Ghana’s top national planning authority has called for a fundamental shift in how the country measures economic success, arguing that gross domestic product (GDP) growth alone conceals critical failures in job creation and income improvement that directly affect ordinary Ghanaians.
Dr. Nii Moi Thompson, Chairman of the National Development Planning Commission (NDPC), made the call at the Ishmael Yamson and Associates Business Roundtable 2026 in Accra, telling policymakers and business leaders that development strategy must be reoriented around three equally weighted indicators: GDP growth, employment creation, and wage growth.
“Growth without jobs is meaningless. Growth without rising incomes is unsustainable,” Dr. Thompson said, stressing that economic expansion that fails to translate into decent work and better pay does not improve the lives of citizens.
He explained that the current focus on GDP presents a limited picture of economic performance, and that true progress should be assessed through a combination of output growth, employment growth, and wage growth.
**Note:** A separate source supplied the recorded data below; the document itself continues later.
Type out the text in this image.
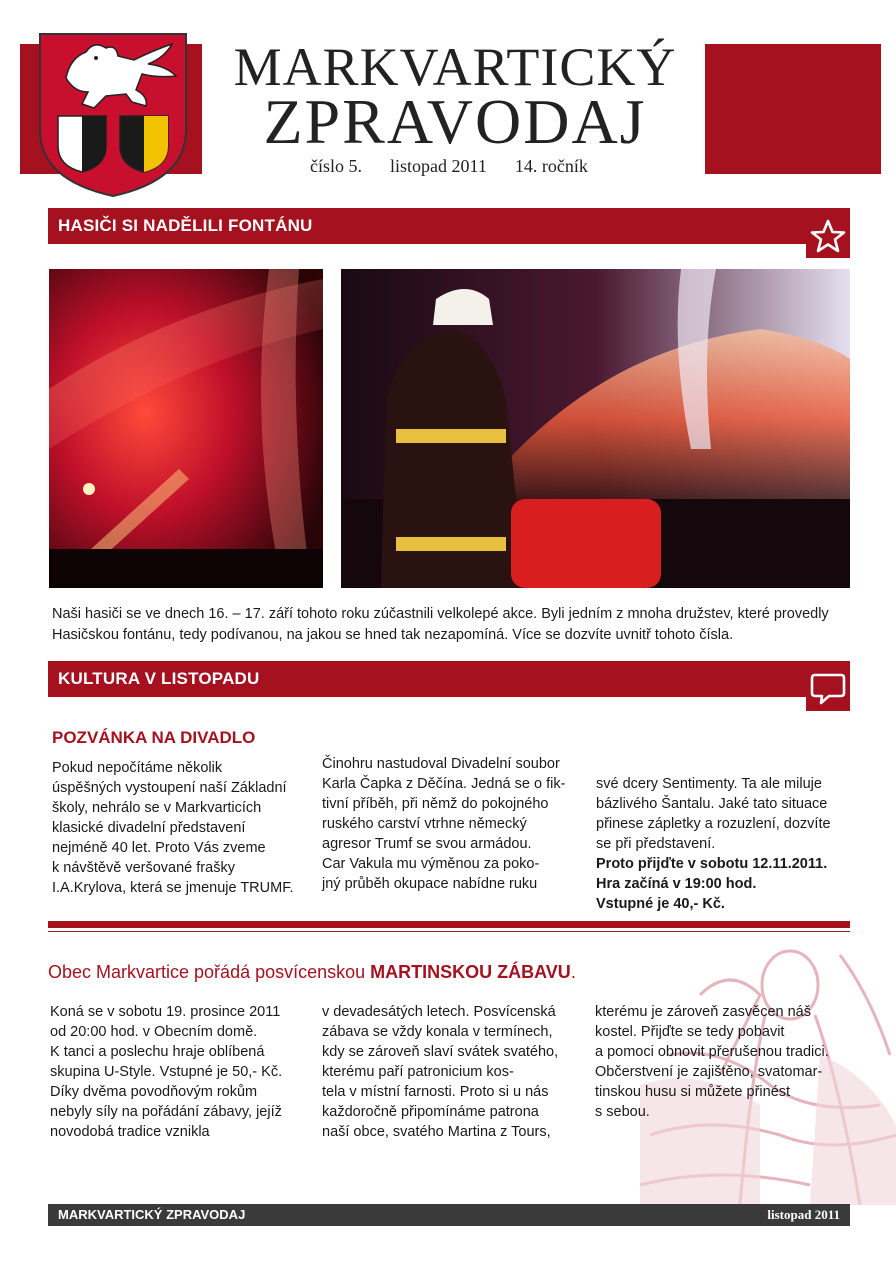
MARKVARTICKÝ
ZPRAVODAJ
číslo 5. listopad 2011 14. ročník
HASIČI SI NADĚLILI FONTÁNU
Naši hasiči se ve dnech 16. – 17. září tohoto roku zúčastnili velkolepé akce. Byli jedním z mnoha družstev, které provedly Hasičskou fontánu, tedy podívanou, na jakou se hned tak nezapomíná. Více se dozvíte uvnitř tohoto čísla.
KULTURA V LISTOPADU
POZVÁNKA NA DIVADLO
Pokud nepočítáme několik
úspěšných vystoupení naší Základní
školy, nehrálo se v Markvarticích
klasické divadelní představení
nejméně 40 let. Proto Vás zveme
k návštěvě veršované frašky
I.A.Krylova, která se jmenuje TRUMF.
Činohru nastudoval Divadelní soubor
Karla Čapka z Děčína. Jedná se o fik-
tivní příběh, při němž do pokojného
ruského carství vtrhne německý
agresor Trumf se svou armádou.
Car Vakula mu výměnou za poko-
jný průběh okupace nabídne ruku

své dcery Sentimenty. Ta ale miluje
bázlivého Šantalu. Jaké tato situace
přinese zápletky a rozuzlení, dozvíte
se při představení.

Proto přijďte v sobotu 12.11.2011.
Hra začíná v 19:00 hod.
Vstupné je 40,- Kč.

Obec Markvartice pořádá posvícenskou MARTINSKOU ZÁBAVU.
Koná se v sobotu 19. prosince 2011
od 20:00 hod. v Obecním domě.
K tanci a poslechu hraje oblíbená
skupina U-Style. Vstupné je 50,- Kč.
Díky dvěma povodňovým rokům
nebyly síly na pořádání zábavy, jejíž
novodobá tradice vznikla
v devadesátých letech. Posvícenská
zábava se vždy konala v termínech,
kdy se zároveň slaví svátek svatého,
kterému paří patronicium kos-
tela v místní farnosti. Proto si u nás
každoročně připomínáme patrona
naší obce, svatého Martina z Tours,
kterému je zároveň zasvěcen náš
kostel. Přijďte se tedy pobavit
a pomoci obnovit přerušenou tradici.
Občerstvení je zajištěno, svatomar-
tinskou husu si můžete přinést
s sebou.
MARKVARTICKÝ ZPRAVODAJ	listopad 2011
Dr. Thompson pointed to Ghana’s informal sector as the clearest example of the disconnect, noting that while it employs nearly 80 percent of the workforce, it contributes just 27 percent to GDP. He argued that improving the productivity and formalisation of informal businesses would expand the tax base, create sustainable jobs, and raise incomes at scale.
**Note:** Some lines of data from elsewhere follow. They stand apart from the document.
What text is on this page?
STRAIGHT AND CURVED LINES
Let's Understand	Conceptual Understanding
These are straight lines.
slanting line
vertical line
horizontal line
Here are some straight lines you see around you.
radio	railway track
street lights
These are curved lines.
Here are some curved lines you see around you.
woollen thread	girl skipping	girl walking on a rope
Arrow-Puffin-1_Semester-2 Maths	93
He also called for stronger alignment between national development plans and budgetary allocations, warning that poor coordination between planning and public spending has consistently undermined the execution of government programmes.
Delivering the welcome address, Ishmael Yamson, Chief Executive Officer of Ishmael Yamson and Associates, urged African countries to move beyond the rhetoric of “Africa Rising” and focus on practical execution. He said extractive growth models continue to generate limited value retention within local economies, and called for deeper regional economic cooperation under the African Continental Free Trade Area (AfCFTA) to accelerate industrialisation and intra-African trade.
The roundtable brought together policymakers, business leaders, and development experts to discuss strategies for sustainable economic transformation in Ghana and across Africa.